Moving is stressful, there’s no way around it. Whether it’s just around the corner or to the other side of the country, a move involves a multitude of decisions that use up way too much mental, emotional and physical energy.
Here are 5 tips to help you reduce stress on moving day.
#1. Map Your Move
Draw out a rough floor plan of your new home. Determine where you want specific furniture and boxes. Mark them with numbers. Then put tags on each box and piece of furniture, using the numbers you wrote on your floor plan.
All the movers will need to do is refer to your floor plan and the corresponding numbers when it is time to unload the van.
#2. Set Up a Document Box
It is all too common for important documents to go missing on moving day. And considering the number of boxes involved, it could take months to locate what you need once you arrive in your new home.

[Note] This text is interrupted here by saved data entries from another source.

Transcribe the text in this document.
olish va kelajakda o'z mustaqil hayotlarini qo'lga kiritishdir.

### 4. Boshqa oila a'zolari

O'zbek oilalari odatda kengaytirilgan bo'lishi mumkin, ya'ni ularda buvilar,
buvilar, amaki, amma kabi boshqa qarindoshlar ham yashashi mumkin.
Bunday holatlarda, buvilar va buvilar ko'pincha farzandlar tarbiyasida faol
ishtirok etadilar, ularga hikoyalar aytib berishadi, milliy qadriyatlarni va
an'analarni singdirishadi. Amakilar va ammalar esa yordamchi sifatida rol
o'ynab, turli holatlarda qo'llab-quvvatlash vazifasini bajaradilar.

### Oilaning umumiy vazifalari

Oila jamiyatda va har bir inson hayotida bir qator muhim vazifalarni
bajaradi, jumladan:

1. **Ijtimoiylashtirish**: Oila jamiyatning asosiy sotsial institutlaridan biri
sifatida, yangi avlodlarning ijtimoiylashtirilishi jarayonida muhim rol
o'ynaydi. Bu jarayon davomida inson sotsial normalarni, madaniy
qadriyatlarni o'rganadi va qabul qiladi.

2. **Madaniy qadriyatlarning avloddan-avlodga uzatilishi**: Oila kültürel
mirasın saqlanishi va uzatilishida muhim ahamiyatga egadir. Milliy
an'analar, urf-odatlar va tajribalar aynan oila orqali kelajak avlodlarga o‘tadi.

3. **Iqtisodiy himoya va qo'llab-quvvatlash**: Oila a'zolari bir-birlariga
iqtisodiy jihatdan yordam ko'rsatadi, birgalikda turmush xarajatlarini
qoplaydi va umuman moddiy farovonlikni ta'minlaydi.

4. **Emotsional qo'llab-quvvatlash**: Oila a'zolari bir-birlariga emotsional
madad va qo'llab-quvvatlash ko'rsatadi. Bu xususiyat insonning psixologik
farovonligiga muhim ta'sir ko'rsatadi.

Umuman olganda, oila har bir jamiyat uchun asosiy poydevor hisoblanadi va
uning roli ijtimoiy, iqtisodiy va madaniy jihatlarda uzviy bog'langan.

To avoid this pitfall, set up a document box. Put personal identification like passports and birth certificates in it. Add all the essential financial documents like deeds, insurance information and wills. Mark it so it is easy to spot and keep it close to you throughout the move.
#3. Make Sure You Are Present During Packing
It is essential that you or a designated family member or friend are present when the packing and loading the moving van happens.
The moving company will give you, or your stand-in, an inventory. Go over it closely to make sure it is accurate and readable. If something is lost or damaged, you need a complete inventory list to make your case.
#4. Ship the Kids and Pets to Neighbors During the Packing
Professional movers don’t need a barking dog to contend with while they try to get your possessions into boxes and onto the truck. It slows them down and can cost you money. The same thing goes for the children, possibly more so.
Even if you are packing yourself, or have friends helping, make it easier on all of you by asking a friendly neighbor to take care of them for the duration. Or hire a babysitter to take them to the playground or a movie.
#5. Pre-Plan Parking for the Moving Van
If the moving van can’t park in front of your new residence, it will end up costing you money and time. If you are moving into a house, it probably won’t be a problem if the driver can park in the front on the street.
But what if you live in an apartment building? You will probably need to get permission ahead of time for the moving van to park while unloading. Also ask about reserving an elevator.